而傷口裡面的填充物,也全都是人類的眼球。
就像裝滿了水精靈的氣球一樣,血屍“噗嚕嚕”地噴湧著眼球,身體不斷縮小,看著竟莫名有些滑稽。
最終,那副空空如也的皮囊再次消失。
而後,所有眼球開始滾動。
不論是牆裡嵌著的,還是掉在地上的,都像是受磁場吸引的小鋼珠一般,朝著電梯監控的位置湧了過去。
很快,一隻粘在監控攝像頭上的、足以讓人因為密集恐懼症而嘔吐的複眼,漸漸成型。
一行血紅色的全息字幕,從複眼前悄然浮現:
【尊敬的玩家凌憶,歡迎您回來。】
這歡迎儀式……可太TM有誠意了!
他盯著那行字幕,在心裡暗笑了幾聲。
耳邊傳來了鮑勃的尬笑:
“哈哈!那個什麽,電梯太久沒檢修了,有點毛病也正常,您見諒!”
嘖,要不你先把你的錨點芯片屏蔽了,再看看這副景象到底正不正常?
凌憶腹誹道,卻並沒有多說什麽,而是繼續戒備起了四周。
因為此刻,自己毫無疑問已經回到了遊戲之中。
回到了那個都市傳說一般的、和無數死亡與瘋癲掛鉤的《夢鏡之城》中。
沒有用APP登錄,也沒有到“檢查點”功能裡設定的上線時間。
而是就這麽突兀地,被某種力量給硬塞了進來。
……
電梯在四樓“吱呀”地開了門。
“您裡面請,小心腳下!”
負責引路的鮑勃,已經殷勤地先一步走了出去。
可剛出電梯,他就被走廊上的空氣凍得一哆嗦:
“嘶……怎搞的,突然這麽冷?
“喂,憨子, 瘦猴兒,你倆誰特麽把中央空調停了??”
然而空無一人的酒店走廊裡,並沒有響起任何回應。
“哎呀喝——”
鮑勃撓了撓腮幫子,“抱歉哈,您先擱這兒等一會兒,我去看看老大在不在!”
一邊說著,一邊獨自朝走廊深處走去:
“瘦猴兒?憨子?巴巴卡?聽見了吱一聲啊……”
凌憶沒有干涉對方,只是默默從電梯裡走了出來,開始查看眼下的狀況。
畢竟,從調查委托的角度來看,這家夥和他其實是敵非友。
若不是被自己的表演唬住,現在估計已經在和自己持槍對射了。
沒必要為了一個敵人浪費口舌。
“面板。”
他心念一動,像往常那樣呼喚道。
然而,以往召之即來的玩家面板,此刻卻邪門地懸停在了他的視野邊緣。
宛如飛蚊症引起的雜影一般,必須集中精神,非常集中精神,才能勉強看到上面顯示的細節。
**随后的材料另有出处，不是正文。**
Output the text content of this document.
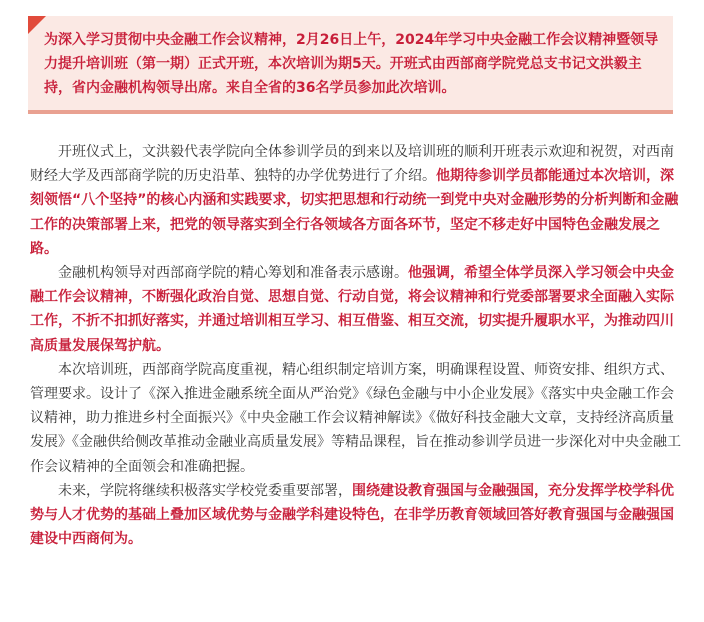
为深入学习贯彻中央金融工作会议精神，2月26日上午，2024年学习中央金融工作会议精神暨领导力提升培训班（第一期）正式开班，本次培训为期5天。开班式由西部商学院党总支书记文洪毅主持，省内金融机构领导出席。来自全省的36名学员参加此次培训。

开班仪式上，文洪毅代表学院向全体参训学员的到来以及培训班的顺利开班表示欢迎和祝贺，对西南财经大学及西部商学院的历史沿革、独特的办学优势进行了介绍。他期待参训学员都能通过本次培训，深刻领悟“八个坚持”的核心内涵和实践要求，切实把思想和行动统一到党中央对金融形势的分析判断和金融工作的决策部署上来，把党的领导落实到全行各领域各方面各环节，坚定不移走好中国特色金融发展之路。

金融机构领导对西部商学院的精心筹划和准备表示感谢。他强调，希望全体学员深入学习领会中央金融工作会议精神，不断强化政治自觉、思想自觉、行动自觉，将会议精神和行党委部署要求全面融入实际工作，不折不扣抓好落实，并通过培训相互学习、相互借鉴、相互交流，切实提升履职水平，为推动四川高质量发展保驾护航。

本次培训班，西部商学院高度重视，精心组织制定培训方案，明确课程设置、师资安排、组织方式、管理要求。设计了《深入推进金融系统全面从严治党》《绿色金融与中小企业发展》《落实中央金融工作会议精神，助力推进乡村全面振兴》《中央金融工作会议精神解读》《做好科技金融大文章，支持经济高质量发展》《金融供给侧改革推动金融业高质量发展》等精品课程，旨在推动参训学员进一步深化对中央金融工作会议精神的全面领会和准确把握。

未来，学院将继续积极落实学校党委重要部署，围绕建设教育强国与金融强国，充分发挥学校学科优势与人才优势的基础上叠加区域优势与金融学科建设特色，在非学历教育领域回答好教育强国与金融强国建设中西商何为。
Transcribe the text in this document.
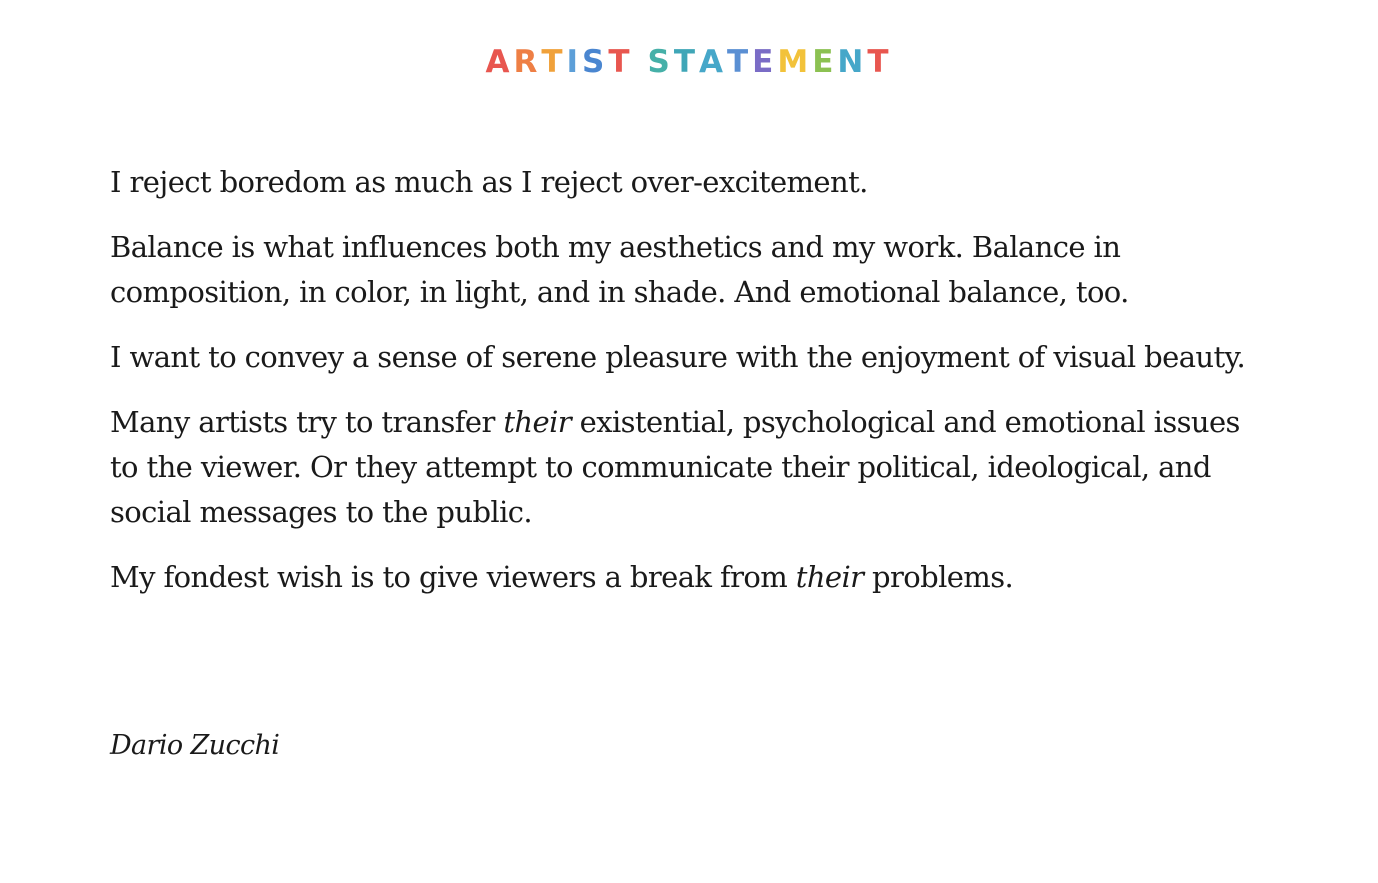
ARTIST STATEMENT

I reject boredom as much as I reject over-excitement.

Balance is what influences both my aesthetics and my work. Balance in composition, in color, in light, and in shade. And emotional balance, too.

I want to convey a sense of serene pleasure with the enjoyment of visual beauty.

Many artists try to transfer their existential, psychological and emotional issues to the viewer. Or they attempt to communicate their political, ideological, and social messages to the public.

My fondest wish is to give viewers a break from their problems.

Dario Zucchi
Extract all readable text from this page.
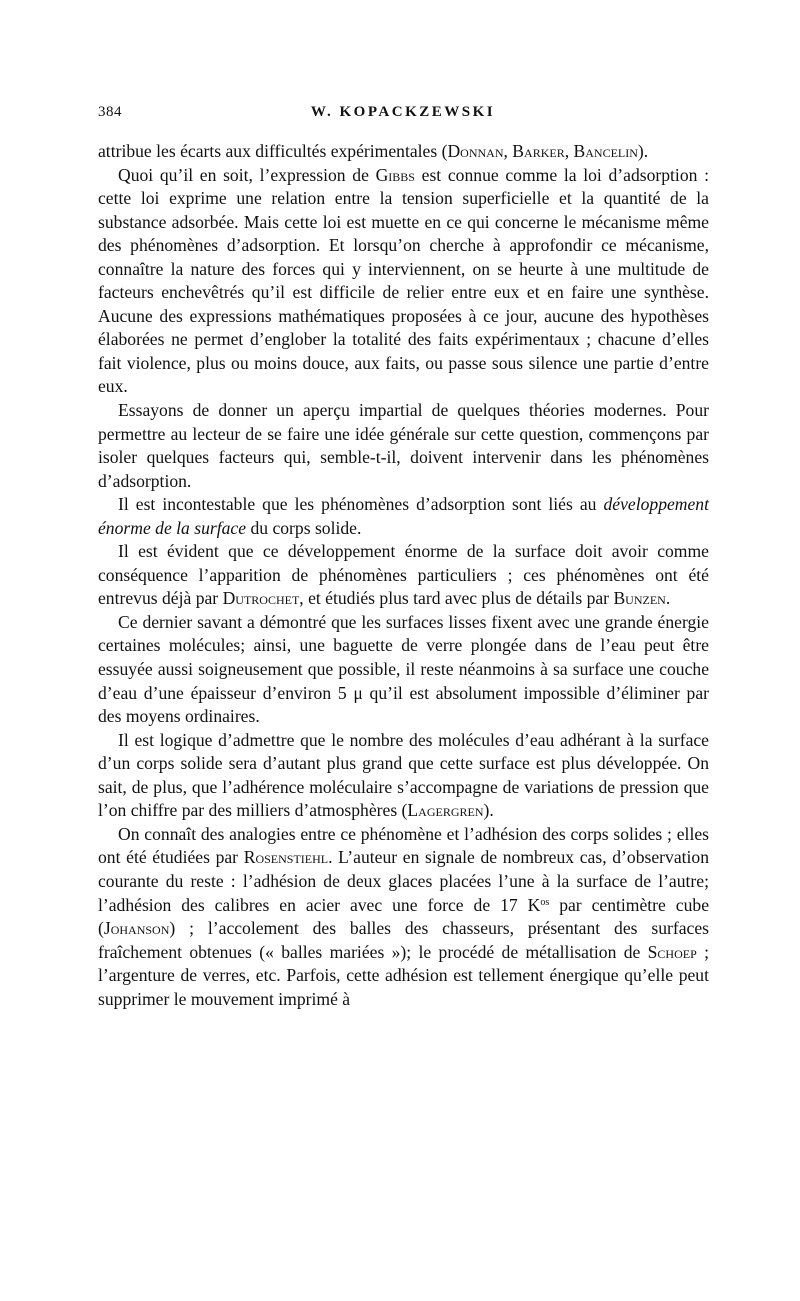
384	W. KOPACKZEWSKI

attribue les écarts aux difficultés expérimentales (Donnan, Barker, Bancelin).

Quoi qu’il en soit, l’expression de Gibbs est connue comme la loi d’adsorption : cette loi exprime une relation entre la tension superficielle et la quantité de la substance adsorbée. Mais cette loi est muette en ce qui concerne le mécanisme même des phénomènes d’adsorption. Et lorsqu’on cherche à approfondir ce mécanisme, connaître la nature des forces qui y interviennent, on se heurte à une multitude de facteurs enchevêtrés qu’il est difficile de relier entre eux et en faire une synthèse. Aucune des expressions mathématiques proposées à ce jour, aucune des hypothèses élaborées ne permet d’englober la totalité des faits expérimentaux ; chacune d’elles fait violence, plus ou moins douce, aux faits, ou passe sous silence une partie d’entre eux.

Essayons de donner un aperçu impartial de quelques théories modernes. Pour permettre au lecteur de se faire une idée générale sur cette question, commençons par isoler quelques facteurs qui, semble-t-il, doivent intervenir dans les phénomènes d’adsorption.

Il est incontestable que les phénomènes d’adsorption sont liés au développement énorme de la surface du corps solide.

Il est évident que ce développement énorme de la surface doit avoir comme conséquence l’apparition de phénomènes particuliers ; ces phénomènes ont été entrevus déjà par Dutrochet, et étudiés plus tard avec plus de détails par Bunzen.

Ce dernier savant a démontré que les surfaces lisses fixent avec une grande énergie certaines molécules; ainsi, une baguette de verre plongée dans de l’eau peut être essuyée aussi soigneusement que possible, il reste néanmoins à sa surface une couche d’eau d’une épaisseur d’environ 5 μ qu’il est absolument impossible d’éliminer par des moyens ordinaires.

Il est logique d’admettre que le nombre des molécules d’eau adhérant à la surface d’un corps solide sera d’autant plus grand que cette surface est plus développée. On sait, de plus, que l’adhérence moléculaire s’accompagne de variations de pression que l’on chiffre par des milliers d’atmosphères (Lagergren).

On connaît des analogies entre ce phénomène et l’adhésion des corps solides ; elles ont été étudiées par Rosenstiehl. L’auteur en signale de nombreux cas, d’observation courante du reste : l’adhésion de deux glaces placées l’une à la surface de l’autre; l’adhésion des calibres en acier avec une force de 17 $K^{os}$ par centimètre cube (Johanson) ; l’accolement des balles des chasseurs, présentant des surfaces fraîchement obtenues (« balles mariées »); le procédé de métallisation de Schoep ; l’argenture de verres, etc. Parfois, cette adhésion est tellement énergique qu’elle peut supprimer le mouvement imprimé à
好友列表裡,在線玩家除了自己,就只有一直生死未卜的程強,其它頭像都是灰的。
並且,由於現在身處遊戲之中,【社交功能】被鎖,他甚至連跟程強發消息都做不到。
“這可真是……傷腦筋啊。”
他隨意一歎,大拇指摳開手槍保險,慢慢沿鮑勃剛才離開的方向走去。
幻覺,詭異遊戲,還有那股始終徘徊在他感官之外的神秘力量。
這很有可能是一場針對他所做的局。
而向來不怕死的他……很樂意入局一試。